Follow the instructions as above. Do the sit-ups, crunches, leg raises and planks in the order given, do take a 30 second/2 minute break in between each exercise. Don’t do it after having food.

Comments (35)

35 thoughts on “30-Day Abs Challenge

  1. Hello,
    Great post, thank you!
    I’ve heard that to get abs, diet is even more important than exercise, and so I am wondering if you changed your diet while doing the challenge, and what do you recommend the diet to be to get the right results?

    1. Hello Victor.
      I actually have changed my diet even before starting this challenge and I think as you said it did matter. My current diet is to take only healthy (organic/natural) foods, I do take mostly veggies with my main meal, and do take my meal not as a big dish. My diet also includes fruits and nuts (almonds and seeds). I have narrowed down my sugar intake also, am getting my proteins mostly from soy beans. I also changed my dinner time to 5.30pm. Not sure if this helped my only Abs, but it has effectively improved my general health for sure. Hope it helps (:

    2. Diet is definitely just as important as working out. Stay away from fatty foods, eat food high in protein, and do not have sugary drinks. Also cardio workouts accompanied by ab workouts can show results.

  2. I’m going to need to try this! I’ve been feeling pretty lazy lately and I think it’s because I stopped exercising regularly! I think I can stay motivated if I start a challenge instead of simply having the idea to work out, ya know? Thanks for the poster!

  3. Very good proposal for abs. I think you have to refer that protein is something initial for having good results.

    1. Why can’t I figure out what I am supposed to do for the “planks” part of the exercise? Planks, suggest that I do more than one so how many should I be doing?

      Thanks for the help,

      Jose

      1. Planks are made to hold your position for certain amount of time.
        It’s says s=seconds
        Get into plank position and hold on tight breathing slowly.

  4. So what do you do after day 30 (or in your case day 45, which is genius btw)? It seems a little weird to start on day one doing 20 Sit-ups/crunches, when you’re up to 325 day 30. Do you just keep doing day 30, 3 days on, 1 day off? Just curious.

  5. Good read. Some cool exercises in that poster. I’ve tried a similar workout to this. One thing that really worked for me was doing hanging leg raises. At first I could only do them with knees bent but slowly progressed to doing them with straight legs. Thanks for sharing!

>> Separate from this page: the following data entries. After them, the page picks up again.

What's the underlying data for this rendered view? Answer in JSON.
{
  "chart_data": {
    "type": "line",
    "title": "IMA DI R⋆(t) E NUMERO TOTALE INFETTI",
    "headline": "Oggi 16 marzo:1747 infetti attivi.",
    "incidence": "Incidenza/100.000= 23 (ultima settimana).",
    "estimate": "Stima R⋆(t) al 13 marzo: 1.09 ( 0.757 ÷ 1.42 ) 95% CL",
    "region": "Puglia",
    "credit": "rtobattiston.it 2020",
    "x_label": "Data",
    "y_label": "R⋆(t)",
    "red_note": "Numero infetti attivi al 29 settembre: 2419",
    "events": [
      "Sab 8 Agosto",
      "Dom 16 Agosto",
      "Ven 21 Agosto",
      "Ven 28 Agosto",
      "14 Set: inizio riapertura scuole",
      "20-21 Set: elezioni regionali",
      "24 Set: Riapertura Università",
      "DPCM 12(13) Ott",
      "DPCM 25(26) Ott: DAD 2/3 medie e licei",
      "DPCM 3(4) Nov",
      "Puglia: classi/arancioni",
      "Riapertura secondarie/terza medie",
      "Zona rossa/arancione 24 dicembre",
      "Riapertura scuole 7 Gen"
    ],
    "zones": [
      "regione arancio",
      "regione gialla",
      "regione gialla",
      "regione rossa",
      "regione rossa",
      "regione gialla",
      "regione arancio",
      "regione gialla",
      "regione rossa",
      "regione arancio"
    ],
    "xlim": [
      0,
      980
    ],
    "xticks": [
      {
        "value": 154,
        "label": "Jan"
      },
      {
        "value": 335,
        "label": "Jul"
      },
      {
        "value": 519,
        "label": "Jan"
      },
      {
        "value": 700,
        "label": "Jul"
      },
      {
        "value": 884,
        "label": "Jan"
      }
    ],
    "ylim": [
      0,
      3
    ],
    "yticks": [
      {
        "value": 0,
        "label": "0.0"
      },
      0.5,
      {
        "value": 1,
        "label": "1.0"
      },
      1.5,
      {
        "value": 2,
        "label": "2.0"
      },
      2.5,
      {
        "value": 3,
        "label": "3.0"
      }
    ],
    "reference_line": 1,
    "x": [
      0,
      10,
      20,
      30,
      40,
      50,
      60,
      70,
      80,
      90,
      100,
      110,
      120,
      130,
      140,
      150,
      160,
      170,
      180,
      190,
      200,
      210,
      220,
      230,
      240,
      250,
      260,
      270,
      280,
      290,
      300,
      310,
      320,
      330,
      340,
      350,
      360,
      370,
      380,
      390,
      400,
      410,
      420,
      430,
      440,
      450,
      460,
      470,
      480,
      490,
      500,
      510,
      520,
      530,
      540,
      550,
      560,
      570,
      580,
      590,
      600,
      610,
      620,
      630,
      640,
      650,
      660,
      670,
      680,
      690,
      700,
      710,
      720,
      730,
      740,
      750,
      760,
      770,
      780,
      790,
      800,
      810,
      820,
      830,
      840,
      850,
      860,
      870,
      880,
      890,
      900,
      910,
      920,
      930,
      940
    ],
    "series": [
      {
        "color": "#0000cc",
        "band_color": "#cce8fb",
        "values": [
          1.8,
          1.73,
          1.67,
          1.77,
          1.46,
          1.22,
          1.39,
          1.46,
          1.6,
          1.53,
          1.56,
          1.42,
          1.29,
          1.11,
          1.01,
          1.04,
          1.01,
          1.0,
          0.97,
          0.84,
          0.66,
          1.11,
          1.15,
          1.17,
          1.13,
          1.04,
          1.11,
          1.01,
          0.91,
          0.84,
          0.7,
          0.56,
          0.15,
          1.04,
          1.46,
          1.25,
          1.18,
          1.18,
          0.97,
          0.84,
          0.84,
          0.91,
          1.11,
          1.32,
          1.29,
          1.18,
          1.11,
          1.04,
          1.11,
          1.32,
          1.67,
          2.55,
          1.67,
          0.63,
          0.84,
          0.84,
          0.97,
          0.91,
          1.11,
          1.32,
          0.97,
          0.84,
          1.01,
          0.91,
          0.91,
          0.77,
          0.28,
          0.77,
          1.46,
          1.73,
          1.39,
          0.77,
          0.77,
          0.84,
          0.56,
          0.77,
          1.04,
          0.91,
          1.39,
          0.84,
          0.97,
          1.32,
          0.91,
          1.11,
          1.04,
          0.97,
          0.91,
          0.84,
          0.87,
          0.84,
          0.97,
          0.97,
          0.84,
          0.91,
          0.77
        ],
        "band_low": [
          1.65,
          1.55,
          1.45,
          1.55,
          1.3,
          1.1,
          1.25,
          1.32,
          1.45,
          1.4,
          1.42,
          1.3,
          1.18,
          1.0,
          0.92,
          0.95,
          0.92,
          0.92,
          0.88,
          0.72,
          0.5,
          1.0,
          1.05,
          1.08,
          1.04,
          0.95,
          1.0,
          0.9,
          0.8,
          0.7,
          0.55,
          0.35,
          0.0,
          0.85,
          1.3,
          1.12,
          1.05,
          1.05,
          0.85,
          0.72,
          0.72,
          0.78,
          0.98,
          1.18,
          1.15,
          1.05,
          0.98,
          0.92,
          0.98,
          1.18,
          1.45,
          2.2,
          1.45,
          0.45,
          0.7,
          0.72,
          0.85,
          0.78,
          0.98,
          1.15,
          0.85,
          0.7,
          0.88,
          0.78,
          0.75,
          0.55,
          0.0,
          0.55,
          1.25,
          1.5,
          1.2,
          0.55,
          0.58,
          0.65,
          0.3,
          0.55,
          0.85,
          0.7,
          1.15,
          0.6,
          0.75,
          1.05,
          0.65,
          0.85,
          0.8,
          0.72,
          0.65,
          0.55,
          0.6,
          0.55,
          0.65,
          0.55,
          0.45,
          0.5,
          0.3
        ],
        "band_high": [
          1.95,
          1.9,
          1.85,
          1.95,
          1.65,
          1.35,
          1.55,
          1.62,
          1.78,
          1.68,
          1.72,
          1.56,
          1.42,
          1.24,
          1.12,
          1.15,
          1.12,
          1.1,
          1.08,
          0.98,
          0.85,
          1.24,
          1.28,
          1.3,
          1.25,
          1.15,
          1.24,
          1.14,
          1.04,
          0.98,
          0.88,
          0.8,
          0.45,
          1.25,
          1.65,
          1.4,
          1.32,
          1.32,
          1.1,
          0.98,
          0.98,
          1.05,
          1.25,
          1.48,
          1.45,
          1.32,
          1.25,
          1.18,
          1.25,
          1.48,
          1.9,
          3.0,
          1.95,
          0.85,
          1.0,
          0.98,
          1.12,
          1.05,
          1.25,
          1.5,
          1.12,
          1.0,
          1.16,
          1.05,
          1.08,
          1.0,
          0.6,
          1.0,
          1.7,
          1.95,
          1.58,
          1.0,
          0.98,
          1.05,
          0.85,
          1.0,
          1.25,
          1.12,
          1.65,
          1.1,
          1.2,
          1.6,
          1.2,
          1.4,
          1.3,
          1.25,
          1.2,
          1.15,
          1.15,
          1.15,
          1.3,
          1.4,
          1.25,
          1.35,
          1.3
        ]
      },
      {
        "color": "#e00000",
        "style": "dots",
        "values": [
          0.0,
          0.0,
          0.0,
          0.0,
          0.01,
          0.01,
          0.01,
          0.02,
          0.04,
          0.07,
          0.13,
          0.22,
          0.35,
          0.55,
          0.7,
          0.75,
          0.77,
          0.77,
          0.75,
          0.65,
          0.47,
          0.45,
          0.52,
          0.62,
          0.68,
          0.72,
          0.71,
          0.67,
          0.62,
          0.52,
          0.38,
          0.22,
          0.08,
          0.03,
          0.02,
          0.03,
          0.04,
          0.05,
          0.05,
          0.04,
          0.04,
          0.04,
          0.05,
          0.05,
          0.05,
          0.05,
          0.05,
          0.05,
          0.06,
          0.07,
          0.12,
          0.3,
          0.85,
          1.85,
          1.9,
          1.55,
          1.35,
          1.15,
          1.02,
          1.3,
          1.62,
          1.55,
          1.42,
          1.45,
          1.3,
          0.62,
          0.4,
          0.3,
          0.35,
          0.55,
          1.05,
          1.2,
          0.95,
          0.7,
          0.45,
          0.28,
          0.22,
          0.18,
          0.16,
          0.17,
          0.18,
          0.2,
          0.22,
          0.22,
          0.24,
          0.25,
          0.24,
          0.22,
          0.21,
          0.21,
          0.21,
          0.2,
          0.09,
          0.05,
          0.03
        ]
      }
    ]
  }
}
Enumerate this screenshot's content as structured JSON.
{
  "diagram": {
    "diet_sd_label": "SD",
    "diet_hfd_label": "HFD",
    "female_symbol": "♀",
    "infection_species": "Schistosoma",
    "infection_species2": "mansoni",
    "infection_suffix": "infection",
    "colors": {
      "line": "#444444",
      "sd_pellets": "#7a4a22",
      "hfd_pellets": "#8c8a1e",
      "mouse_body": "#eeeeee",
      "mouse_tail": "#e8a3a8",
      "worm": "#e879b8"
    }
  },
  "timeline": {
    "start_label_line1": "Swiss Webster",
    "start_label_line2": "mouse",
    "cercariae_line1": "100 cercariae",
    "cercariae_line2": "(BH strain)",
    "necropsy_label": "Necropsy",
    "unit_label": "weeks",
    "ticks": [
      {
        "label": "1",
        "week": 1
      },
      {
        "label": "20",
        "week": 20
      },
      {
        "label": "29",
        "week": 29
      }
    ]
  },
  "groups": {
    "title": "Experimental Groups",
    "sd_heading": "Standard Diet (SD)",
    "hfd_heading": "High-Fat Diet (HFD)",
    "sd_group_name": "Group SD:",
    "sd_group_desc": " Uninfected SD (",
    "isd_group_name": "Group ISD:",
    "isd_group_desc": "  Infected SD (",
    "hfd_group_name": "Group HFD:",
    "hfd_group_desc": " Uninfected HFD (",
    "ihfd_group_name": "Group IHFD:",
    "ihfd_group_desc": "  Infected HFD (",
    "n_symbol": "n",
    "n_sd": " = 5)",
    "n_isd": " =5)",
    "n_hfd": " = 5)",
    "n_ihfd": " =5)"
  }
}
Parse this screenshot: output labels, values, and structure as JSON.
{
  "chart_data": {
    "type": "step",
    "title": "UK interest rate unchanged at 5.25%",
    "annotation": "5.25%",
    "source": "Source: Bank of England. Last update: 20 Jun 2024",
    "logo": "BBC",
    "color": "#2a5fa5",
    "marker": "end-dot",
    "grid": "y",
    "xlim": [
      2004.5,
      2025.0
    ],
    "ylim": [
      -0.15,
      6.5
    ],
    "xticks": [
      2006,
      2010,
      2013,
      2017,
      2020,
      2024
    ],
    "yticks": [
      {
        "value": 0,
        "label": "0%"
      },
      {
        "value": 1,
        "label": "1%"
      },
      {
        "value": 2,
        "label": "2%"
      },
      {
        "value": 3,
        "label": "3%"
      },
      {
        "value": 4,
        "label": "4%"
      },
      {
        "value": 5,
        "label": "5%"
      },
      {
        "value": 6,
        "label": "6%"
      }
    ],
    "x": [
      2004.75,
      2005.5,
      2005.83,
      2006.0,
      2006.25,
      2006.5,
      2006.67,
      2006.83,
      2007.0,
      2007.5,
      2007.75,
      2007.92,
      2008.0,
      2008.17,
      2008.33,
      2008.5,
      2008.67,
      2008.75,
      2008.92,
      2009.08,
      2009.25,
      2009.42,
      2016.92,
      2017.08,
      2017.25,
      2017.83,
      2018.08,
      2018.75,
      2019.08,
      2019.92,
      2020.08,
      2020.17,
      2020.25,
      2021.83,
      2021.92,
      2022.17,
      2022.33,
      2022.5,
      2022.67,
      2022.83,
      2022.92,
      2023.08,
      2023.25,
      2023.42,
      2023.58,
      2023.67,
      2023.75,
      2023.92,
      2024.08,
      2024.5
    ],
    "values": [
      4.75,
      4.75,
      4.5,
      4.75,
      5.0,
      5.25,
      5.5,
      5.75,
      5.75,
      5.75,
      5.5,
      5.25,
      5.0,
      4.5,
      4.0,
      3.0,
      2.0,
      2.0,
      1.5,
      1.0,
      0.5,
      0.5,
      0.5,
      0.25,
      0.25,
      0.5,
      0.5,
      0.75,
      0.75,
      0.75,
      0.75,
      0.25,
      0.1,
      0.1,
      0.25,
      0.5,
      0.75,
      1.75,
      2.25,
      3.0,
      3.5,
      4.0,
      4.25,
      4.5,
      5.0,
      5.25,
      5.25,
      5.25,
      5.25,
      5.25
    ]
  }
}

  6. I just finished the workout I did as directed and can see definition! So happy! I’m changing it up a bit for my next 30 days. I’ll be doing bicycle instead of leg lifts and Russian twists instead of crunches and side planks instead of reg planks. I also ended my plank time at 4 min. Thank you for posting

  7. thank you very much. this workout looks professional so, i am going to follow this. thank you!

  8. First of all i thankful to you for sharing this informative exercise.My idea is if we are daily make a routine and fully follow then our health is going right way…

    1. I think the difference between crunches and sit ups is that crunches you move your neck and shoulder while for sit ups you are moving your whole upper body.

  9. Hello,
    thanks for sharing this. I really loved your infographics. following this schedule from now and hoping for the best result in a month 🙂
    Thanks.

  10. Hi,
    I am gyming since last 4 months and doing abs 2-3 times a week. I do crunches, plank, side and reverse crunch, but there isn’t significant effects on my abs. What should I do more?